Proteomic analysis of signaling network regulation in renal cell carcinomas with differential hypoxia-inducible factor-2α expression

Abstract

Background: The loss of von Hippel-Lindau (VHL) protein function leads to highly vascular renal tumors characterized by an aggressive course of disease and refractoriness to chemotherapy and radiotherapy. Loss of VHL in renal tumors also differs from tumors of other organs in that the oncogenic cascade is mediated by an increase in the levels of hypoxia-inducible factor-2α (HIF2α) instead of hypoxia-inducible factor-1α (HIF1α).

Methods and principal findings: We used renal carcinoma cell lines that recapitulate the differences between mutant VHL and wild-type VHL genotypes. Utilizing a method relying on extracted peptide intensities as a label-free approach for quantitation by liquid chromatography-mass spectrometry, our proteomics study revealed regulation of key proteins important for cancer cell survival, proliferation and stress-resistance, and implicated differential regulation of signaling networks in VHL-mutant renal cell carcinoma. We also observed upregulation of cellular energy pathway enzymes and the stress-responsive mitochondrial 60-kDa heat shock protein. Finding reliance on glutaminolysis in VHL-mutant renal cell carcinoma was of particular significance, given the generally predominant dependence of tumors on glycolysis. The data have been deposited to the ProteomeXchange with identifier PXD000335.

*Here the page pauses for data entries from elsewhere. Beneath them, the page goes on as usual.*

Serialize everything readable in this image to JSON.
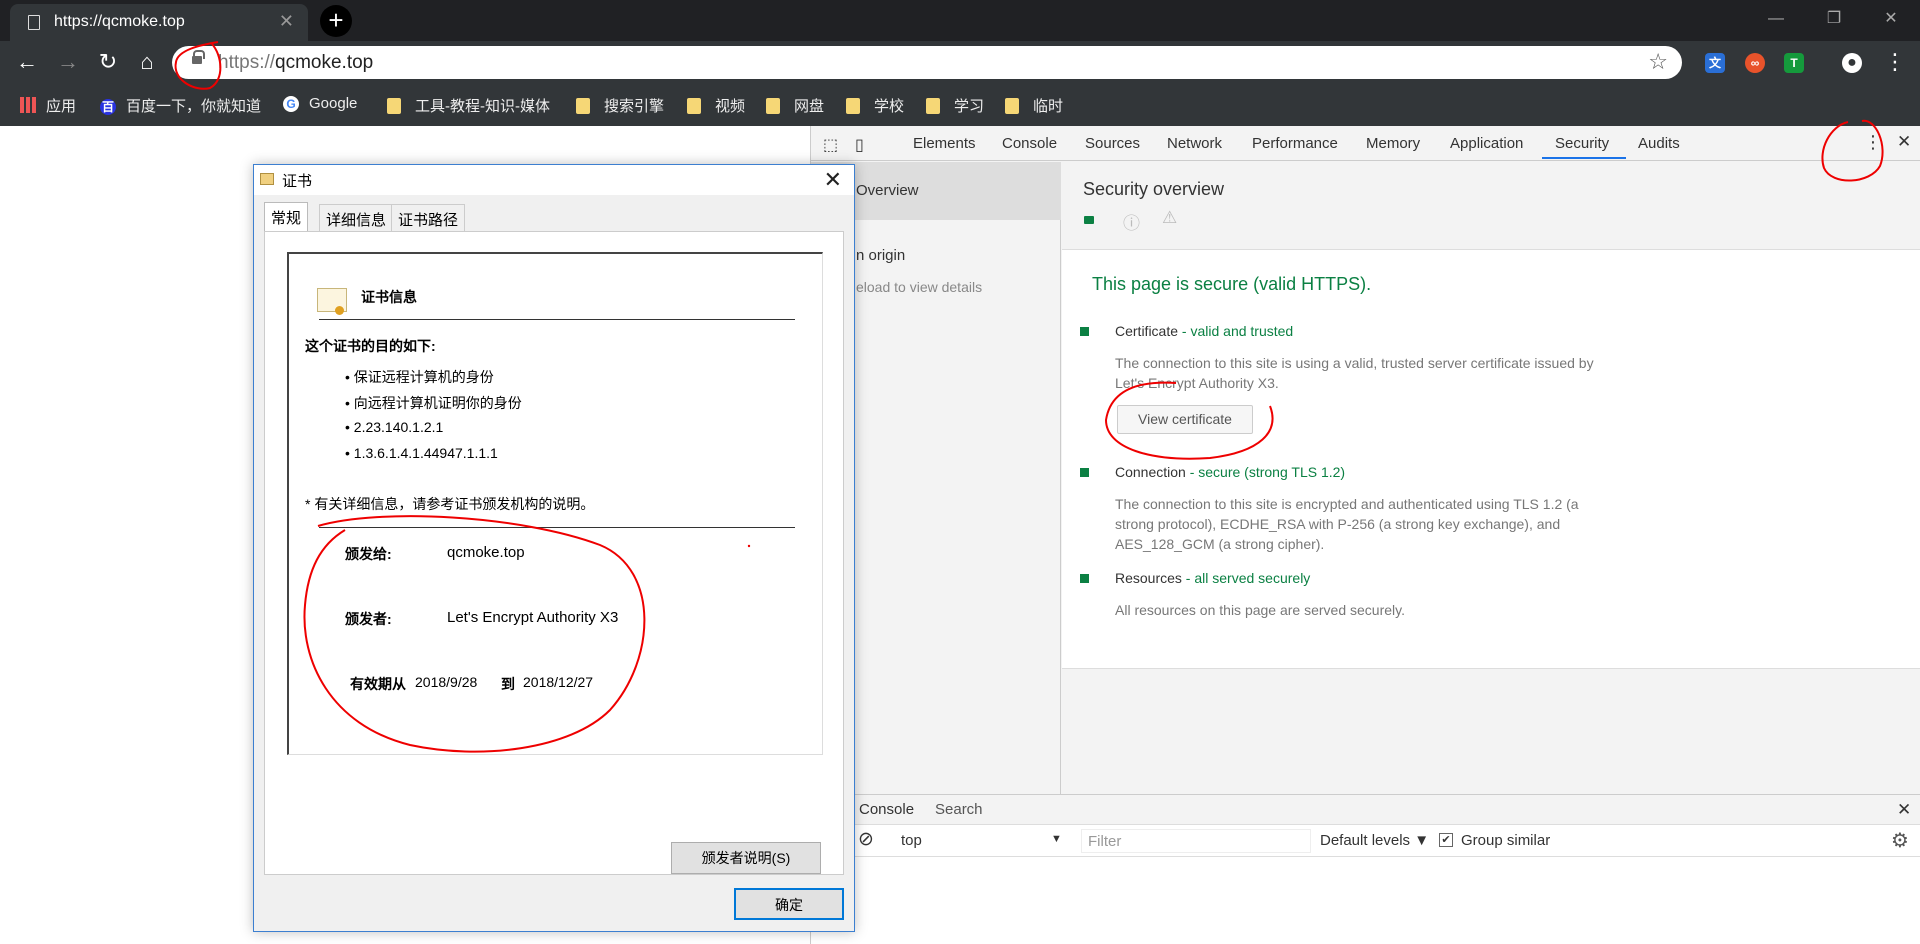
{
  "browser": {
    "tab_title": "https://qcmoke.top",
    "tab_close": "✕",
    "new_tab": "+",
    "url_scheme": "https://",
    "url_host": "qcmoke.top",
    "star": "☆",
    "win_minimize": "—",
    "win_restore": "❐",
    "win_close": "✕",
    "nav_back": "←",
    "nav_forward": "→",
    "nav_reload": "↻",
    "nav_home": "⌂",
    "menu": "⋮",
    "account": "●",
    "ext_icons": [
      "translate-icon",
      "infinity-icon",
      "tampermonkey-icon"
    ]
  },
  "bookmarks": [
    "应用",
    "百度一下，你就知道",
    "Google",
    "工具-教程-知识-媒体",
    "搜索引擎",
    "视频",
    "网盘",
    "学校",
    "学习",
    "临时"
  ],
  "devtools": {
    "tabs": [
      "Elements",
      "Console",
      "Sources",
      "Network",
      "Performance",
      "Memory",
      "Application",
      "Security",
      "Audits"
    ],
    "active_tab": "Security",
    "more": "⋮",
    "close": "✕",
    "sidebar": {
      "overview": "Overview",
      "origin": "n origin",
      "reload": "eload to view details"
    },
    "security": {
      "title": "Security overview",
      "icons": [
        "🔒",
        "ⓘ",
        "⚠"
      ],
      "headline": "This page is secure (valid HTTPS).",
      "cert_label": "Certificate",
      "cert_status": " - valid and trusted",
      "cert_desc": "The connection to this site is using a valid, trusted server certificate issued by Let's Encrypt Authority X3.",
      "view_cert": "View certificate",
      "conn_label": "Connection",
      "conn_status": " - secure (strong TLS 1.2)",
      "conn_desc": "The connection to this site is encrypted and authenticated using TLS 1.2 (a strong protocol), ECDHE_RSA with P-256 (a strong key exchange), and AES_128_GCM (a strong cipher).",
      "res_label": "Resources",
      "res_status": " - all served securely",
      "res_desc": "All resources on this page are served securely."
    },
    "drawer": {
      "tab_console": "Console",
      "tab_search": "Search",
      "close": "✕",
      "context": "top",
      "dropdown": "▼",
      "filter_placeholder": "Filter",
      "levels": "Default levels ▼",
      "group_similar": "Group similar",
      "checkbox": "✔",
      "gear": "⚙",
      "clear": "⊘"
    }
  },
  "dialog": {
    "title": "证书",
    "close": "✕",
    "tabs": [
      "常规",
      "详细信息",
      "证书路径"
    ],
    "heading": "证书信息",
    "purpose_title": "这个证书的目的如下:",
    "purposes": [
      "• 保证远程计算机的身份",
      "• 向远程计算机证明你的身份",
      "• 2.23.140.1.2.1",
      "• 1.3.6.1.4.1.44947.1.1.1"
    ],
    "note": "* 有关详细信息，请参考证书颁发机构的说明。",
    "issued_to_label": "颁发给:",
    "issued_to": "qcmoke.top",
    "issued_by_label": "颁发者:",
    "issued_by": "Let's Encrypt Authority X3",
    "valid_from_label": "有效期从",
    "valid_from": "2018/9/28",
    "valid_to_label": "到",
    "valid_to": "2018/12/27",
    "issuer_stmt_btn": "颁发者说明(S)",
    "ok_btn": "确定"
  },
  "colors": {
    "secure_green": "#0b8043",
    "annotation_red": "#e00000",
    "devtools_accent": "#1a73e8"
  }
}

Conclusions and significance: Pathway analyses provided corroborative evidence for differential regulation of molecular and cellular functions influencing cancer energetics, metabolism and cell proliferation in renal cell carcinoma with distinct VHL genotype. Collectively, the differentially regulated proteome characterized by this study can potentially guide translational research specifically aimed at effective clinical interventions for advanced VHL-mutant, HIF2α-over-expressing tumors.

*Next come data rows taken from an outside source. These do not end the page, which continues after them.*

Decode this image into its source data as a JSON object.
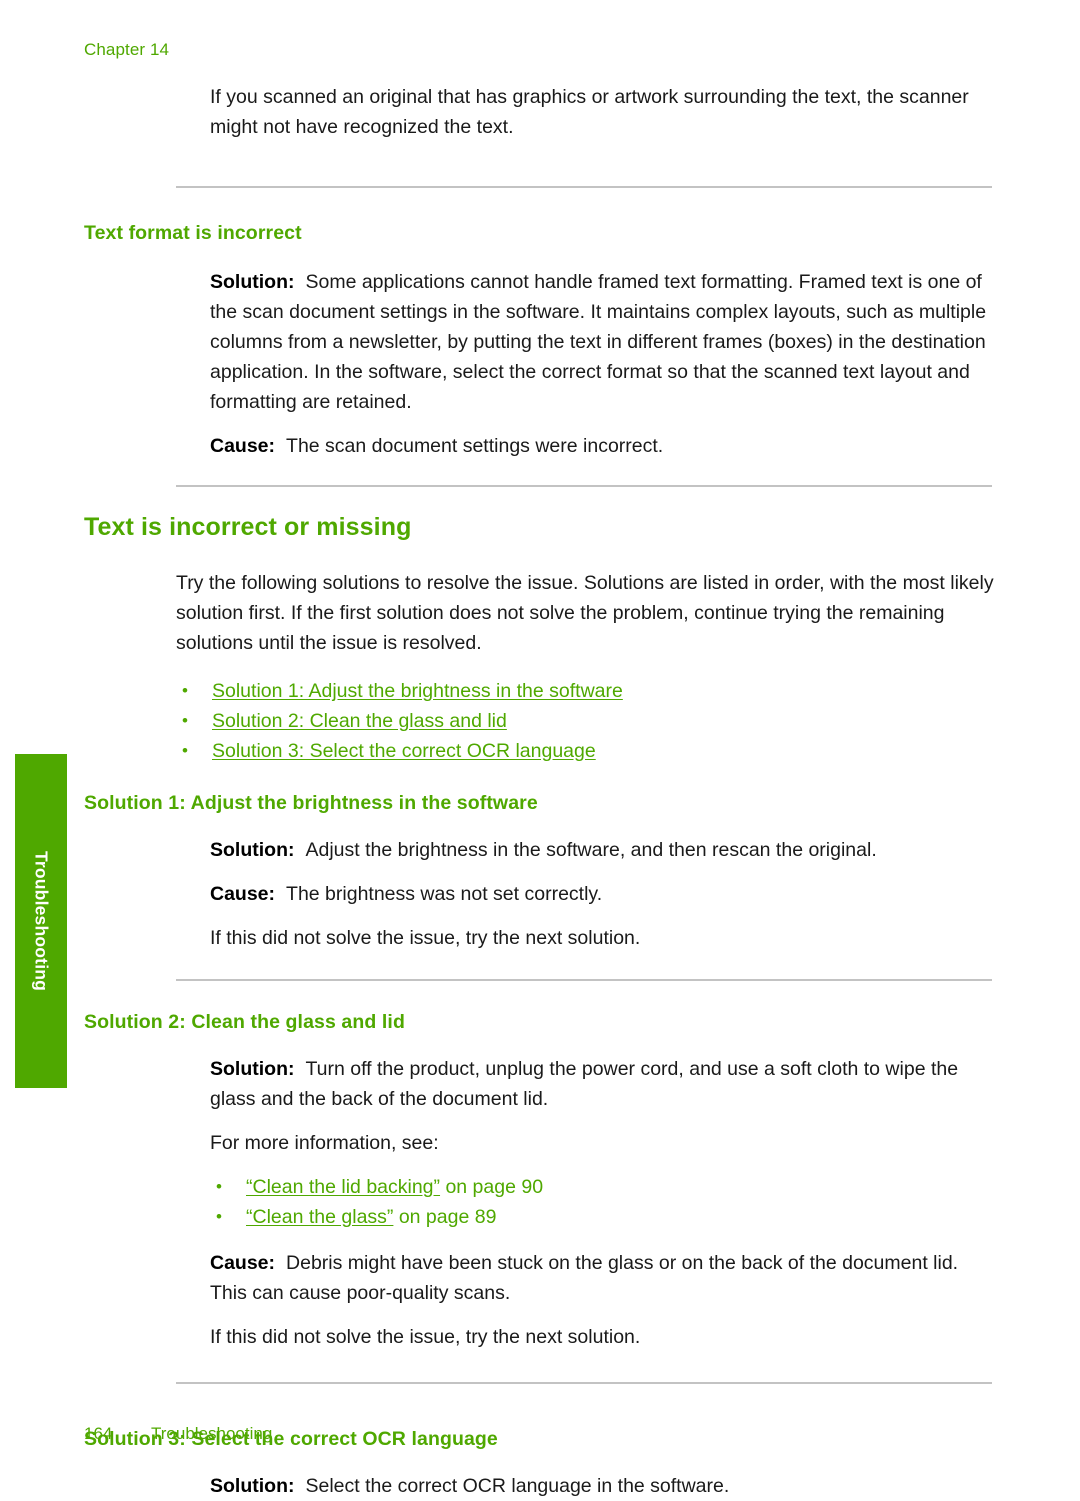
{
  "header": {
    "chapter": "Chapter 14"
  },
  "intro": {
    "paragraph": "If you scanned an original that has graphics or artwork surrounding the text, the scanner might not have recognized the text."
  },
  "text_format_section": {
    "heading": "Text format is incorrect",
    "solution_label": "Solution:",
    "solution_text": "Some applications cannot handle framed text formatting. Framed text is one of the scan document settings in the software. It maintains complex layouts, such as multiple columns from a newsletter, by putting the text in different frames (boxes) in the destination application. In the software, select the correct format so that the scanned text layout and formatting are retained.",
    "cause_label": "Cause:",
    "cause_text": "The scan document settings were incorrect."
  },
  "main_section": {
    "title": "Text is incorrect or missing",
    "intro": "Try the following solutions to resolve the issue. Solutions are listed in order, with the most likely solution first. If the first solution does not solve the problem, continue trying the remaining solutions until the issue is resolved.",
    "solution_links": [
      "Solution 1: Adjust the brightness in the software",
      "Solution 2: Clean the glass and lid",
      "Solution 3: Select the correct OCR language"
    ]
  },
  "solution1": {
    "heading": "Solution 1: Adjust the brightness in the software",
    "solution_label": "Solution:",
    "solution_text": "Adjust the brightness in the software, and then rescan the original.",
    "cause_label": "Cause:",
    "cause_text": "The brightness was not set correctly.",
    "next_text": "If this did not solve the issue, try the next solution."
  },
  "solution2": {
    "heading": "Solution 2: Clean the glass and lid",
    "solution_label": "Solution:",
    "solution_text": "Turn off the product, unplug the power cord, and use a soft cloth to wipe the glass and the back of the document lid.",
    "more_info": "For more information, see:",
    "references": [
      {
        "link": "“Clean the lid backing”",
        "tail": " on page 90"
      },
      {
        "link": "“Clean the glass”",
        "tail": " on page 89"
      }
    ],
    "cause_label": "Cause:",
    "cause_text": "Debris might have been stuck on the glass or on the back of the document lid. This can cause poor-quality scans.",
    "next_text": "If this did not solve the issue, try the next solution."
  },
  "solution3": {
    "heading": "Solution 3: Select the correct OCR language",
    "solution_label": "Solution:",
    "solution_text": "Select the correct OCR language in the software."
  },
  "side_tab": {
    "label": "Troubleshooting"
  },
  "footer": {
    "page_number": "164",
    "section": "Troubleshooting"
  },
  "colors": {
    "accent_green": "#4FA800",
    "rule_gray": "#c3c3c3",
    "body_text": "#1a1a1a"
  }
}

Figure 1. Ingenuity Pathway Analyses (IPA).

Proteins with significant differential expression regulate a network of cell-to-cell signaling and interaction, cellular growth and proliferation, as well as cellular development. Red shading: upregulated in VHL-mut RCC; green shading: downregulated in VHL-mut RCC. Protein–protein interactions from the network diagram are represented by single lines and proteins/compounds that regulate another protein are indicated by arrows. Solid or dashed lines indicate direct or indirect interactions, respectively. The various shapes represent different protein functions.

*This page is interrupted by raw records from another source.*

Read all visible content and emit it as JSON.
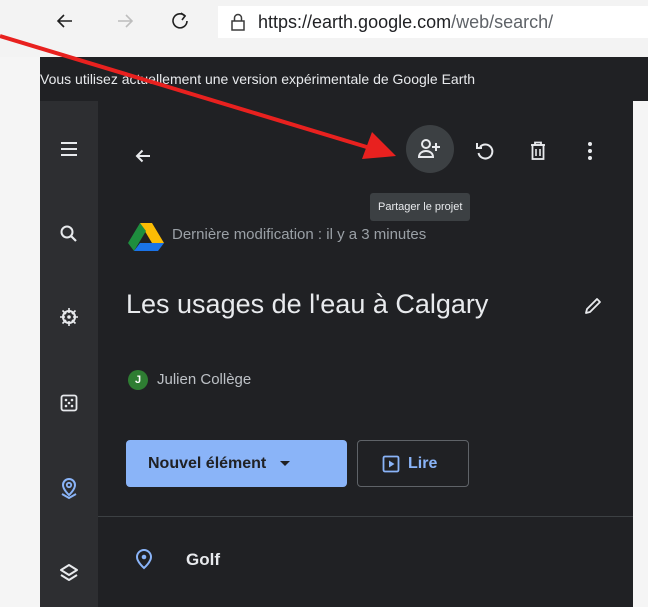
{
  "browser": {
    "url_host": "https://earth.google.com",
    "url_path": "/web/search/"
  },
  "banner": {
    "text": "Vous utilisez actuellement une version expérimentale de Google Earth"
  },
  "rail": {
    "items": [
      "menu-icon",
      "search-icon",
      "voyager-icon",
      "feeling-lucky-icon",
      "projects-icon",
      "map-style-icon"
    ]
  },
  "panel": {
    "tooltip": "Partager le projet",
    "last_modified": "Dernière modification : il y a 3 minutes",
    "title": "Les usages de l'eau à Calgary",
    "author_initial": "J",
    "author_name": "Julien Collège",
    "new_item_label": "Nouvel élément",
    "play_label": "Lire",
    "features": [
      {
        "label": "Golf"
      }
    ]
  },
  "colors": {
    "panel_bg": "#202124",
    "rail_bg": "#2d2e31",
    "accent_blue": "#8ab4f8",
    "annotation_arrow": "#e8211f",
    "avatar_green": "#2e7d32"
  }
}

Figure 2. Assessment of cell-survival by MTT assay.

The survival of Caki-2 (VHL-wt) and 786-O (VHL-mut) RCC cell lines was assessed after treatment with increasing concentrations of the glutaminolytic inhibitor, aminooxyacetate (AOA) at 24 h (a), 48 h (b) and 72 h (c) and in glutamine-depleted medium (d). VHL-mut 786-O RCC cells were more susceptible to inhibition of glutaminolysis or glutamine depletion at all time-points (* indicates statistically significant difference from VHL-wt control by the t-test, P<0.05, n = 4).

Figure 3. Summary of Ingenuity Pathways Analyses (IPA) revealing differentially regulated molecular and cellular functions in VHL-mut RCC compared to VHL-wt RCC.